Harrison says this is because in a small team, everyone is much more likely to know one another and empathise with their work-life situation.
“Everybody cares about your kids and it’s easy to get to know people,” she says. “And that always helps. I also don’t think there’s an entrenched maleness in smaller companies.”
Often small businesses need people to work part-time or on a casual contract, and Harrison says mothers who want to juggle a career with looking after their children are perfect for this.
“As a business owner myself I often need somebody who can work on a contractual basis. So there’s a fair amount of flexibility to accommodate working mothers.”
Harrison also points out small businesses are more likely to encourage mothers to come back to work after maternity leave because they value knowledge-retention.

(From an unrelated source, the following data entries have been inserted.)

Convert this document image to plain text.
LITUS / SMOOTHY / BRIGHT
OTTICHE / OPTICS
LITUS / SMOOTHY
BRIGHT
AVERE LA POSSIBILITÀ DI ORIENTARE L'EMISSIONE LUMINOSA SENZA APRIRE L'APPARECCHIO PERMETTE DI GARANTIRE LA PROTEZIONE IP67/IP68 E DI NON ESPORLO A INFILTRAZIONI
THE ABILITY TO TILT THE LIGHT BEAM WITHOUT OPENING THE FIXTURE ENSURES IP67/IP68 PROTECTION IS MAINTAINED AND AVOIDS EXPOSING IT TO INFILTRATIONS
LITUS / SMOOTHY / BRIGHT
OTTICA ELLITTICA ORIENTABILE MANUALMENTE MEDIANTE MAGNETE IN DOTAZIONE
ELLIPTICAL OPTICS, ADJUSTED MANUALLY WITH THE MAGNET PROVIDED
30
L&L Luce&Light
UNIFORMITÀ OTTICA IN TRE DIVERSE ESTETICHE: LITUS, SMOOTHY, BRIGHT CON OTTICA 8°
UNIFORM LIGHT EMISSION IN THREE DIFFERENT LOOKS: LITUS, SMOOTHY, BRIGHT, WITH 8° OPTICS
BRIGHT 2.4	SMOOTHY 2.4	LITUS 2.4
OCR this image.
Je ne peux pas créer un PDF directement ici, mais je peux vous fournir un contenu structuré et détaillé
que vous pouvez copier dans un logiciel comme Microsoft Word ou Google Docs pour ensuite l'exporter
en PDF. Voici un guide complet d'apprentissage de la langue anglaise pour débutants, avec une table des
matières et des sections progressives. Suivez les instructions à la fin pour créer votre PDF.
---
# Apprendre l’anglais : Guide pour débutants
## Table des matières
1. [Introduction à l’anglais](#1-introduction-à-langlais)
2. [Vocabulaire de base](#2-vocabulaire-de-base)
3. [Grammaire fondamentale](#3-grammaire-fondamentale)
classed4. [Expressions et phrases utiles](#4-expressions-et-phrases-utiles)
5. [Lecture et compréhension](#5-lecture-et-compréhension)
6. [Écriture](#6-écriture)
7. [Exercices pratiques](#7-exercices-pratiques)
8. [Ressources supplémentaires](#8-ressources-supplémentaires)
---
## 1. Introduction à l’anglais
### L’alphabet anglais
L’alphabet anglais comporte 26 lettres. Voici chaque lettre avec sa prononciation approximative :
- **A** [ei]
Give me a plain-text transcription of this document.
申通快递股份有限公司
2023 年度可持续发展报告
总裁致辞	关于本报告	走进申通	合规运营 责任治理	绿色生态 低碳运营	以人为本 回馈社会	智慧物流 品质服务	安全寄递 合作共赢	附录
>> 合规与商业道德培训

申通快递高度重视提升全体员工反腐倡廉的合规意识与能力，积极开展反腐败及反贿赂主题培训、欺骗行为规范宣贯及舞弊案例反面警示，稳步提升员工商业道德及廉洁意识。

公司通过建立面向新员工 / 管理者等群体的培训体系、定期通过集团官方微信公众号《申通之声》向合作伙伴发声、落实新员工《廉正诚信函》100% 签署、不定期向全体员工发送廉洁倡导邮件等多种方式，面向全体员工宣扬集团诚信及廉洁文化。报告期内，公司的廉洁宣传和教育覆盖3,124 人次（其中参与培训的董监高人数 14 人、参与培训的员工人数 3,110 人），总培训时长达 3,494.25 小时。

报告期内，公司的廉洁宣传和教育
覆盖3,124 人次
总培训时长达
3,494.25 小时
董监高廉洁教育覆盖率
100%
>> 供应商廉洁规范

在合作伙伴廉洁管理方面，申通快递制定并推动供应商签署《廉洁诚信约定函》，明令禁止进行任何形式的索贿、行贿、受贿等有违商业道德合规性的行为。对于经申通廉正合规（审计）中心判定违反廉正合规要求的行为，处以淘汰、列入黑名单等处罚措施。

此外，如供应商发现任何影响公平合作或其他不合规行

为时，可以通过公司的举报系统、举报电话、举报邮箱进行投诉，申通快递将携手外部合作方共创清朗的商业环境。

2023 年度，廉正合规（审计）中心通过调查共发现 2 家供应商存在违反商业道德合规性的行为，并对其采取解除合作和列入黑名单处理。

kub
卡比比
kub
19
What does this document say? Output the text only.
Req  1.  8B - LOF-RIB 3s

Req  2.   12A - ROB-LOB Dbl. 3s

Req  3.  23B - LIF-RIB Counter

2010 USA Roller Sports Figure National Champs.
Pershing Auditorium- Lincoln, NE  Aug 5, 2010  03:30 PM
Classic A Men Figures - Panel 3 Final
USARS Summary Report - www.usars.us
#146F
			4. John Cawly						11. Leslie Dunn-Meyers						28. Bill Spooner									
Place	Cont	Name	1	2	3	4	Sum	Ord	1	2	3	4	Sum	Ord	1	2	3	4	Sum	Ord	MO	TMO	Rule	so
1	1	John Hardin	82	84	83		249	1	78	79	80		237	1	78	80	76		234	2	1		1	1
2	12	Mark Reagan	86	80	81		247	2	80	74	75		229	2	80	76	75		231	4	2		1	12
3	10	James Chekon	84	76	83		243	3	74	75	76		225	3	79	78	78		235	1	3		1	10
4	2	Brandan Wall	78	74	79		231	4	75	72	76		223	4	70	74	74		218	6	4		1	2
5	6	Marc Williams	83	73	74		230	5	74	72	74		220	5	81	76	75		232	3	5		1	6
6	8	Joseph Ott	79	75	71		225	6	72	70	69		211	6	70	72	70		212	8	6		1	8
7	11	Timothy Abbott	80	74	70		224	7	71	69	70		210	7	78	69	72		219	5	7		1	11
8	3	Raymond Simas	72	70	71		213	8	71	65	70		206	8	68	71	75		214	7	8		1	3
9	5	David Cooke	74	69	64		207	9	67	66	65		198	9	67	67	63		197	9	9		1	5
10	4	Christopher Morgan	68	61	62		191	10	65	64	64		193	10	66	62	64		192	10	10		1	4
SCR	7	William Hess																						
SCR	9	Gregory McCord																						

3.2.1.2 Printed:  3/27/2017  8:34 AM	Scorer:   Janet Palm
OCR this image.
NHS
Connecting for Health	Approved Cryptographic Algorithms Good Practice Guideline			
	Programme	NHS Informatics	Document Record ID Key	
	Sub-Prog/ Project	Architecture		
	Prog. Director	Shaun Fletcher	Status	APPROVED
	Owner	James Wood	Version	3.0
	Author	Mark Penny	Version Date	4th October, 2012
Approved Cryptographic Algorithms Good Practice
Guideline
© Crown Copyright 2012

Small business owners are often time-poor, and it takes time to train someone who is coming into the business for the first time.
The Regus study found Sydney was the strongest market for mothers looking to return to work, followed closely by Melbourne and Brisbane.
Meghann Ashby, sales and marketing director at Regus, said in a statement it is time for Australian companies to adapt their business practices to better suit working mothers.
“Businesses need to embrace mothers returning to work,” she said. “The evidence is clear that they bring key skills to the workplace.”
The Negus research defined small businesses as those with less than 49 employees and large businesses as having more than 250.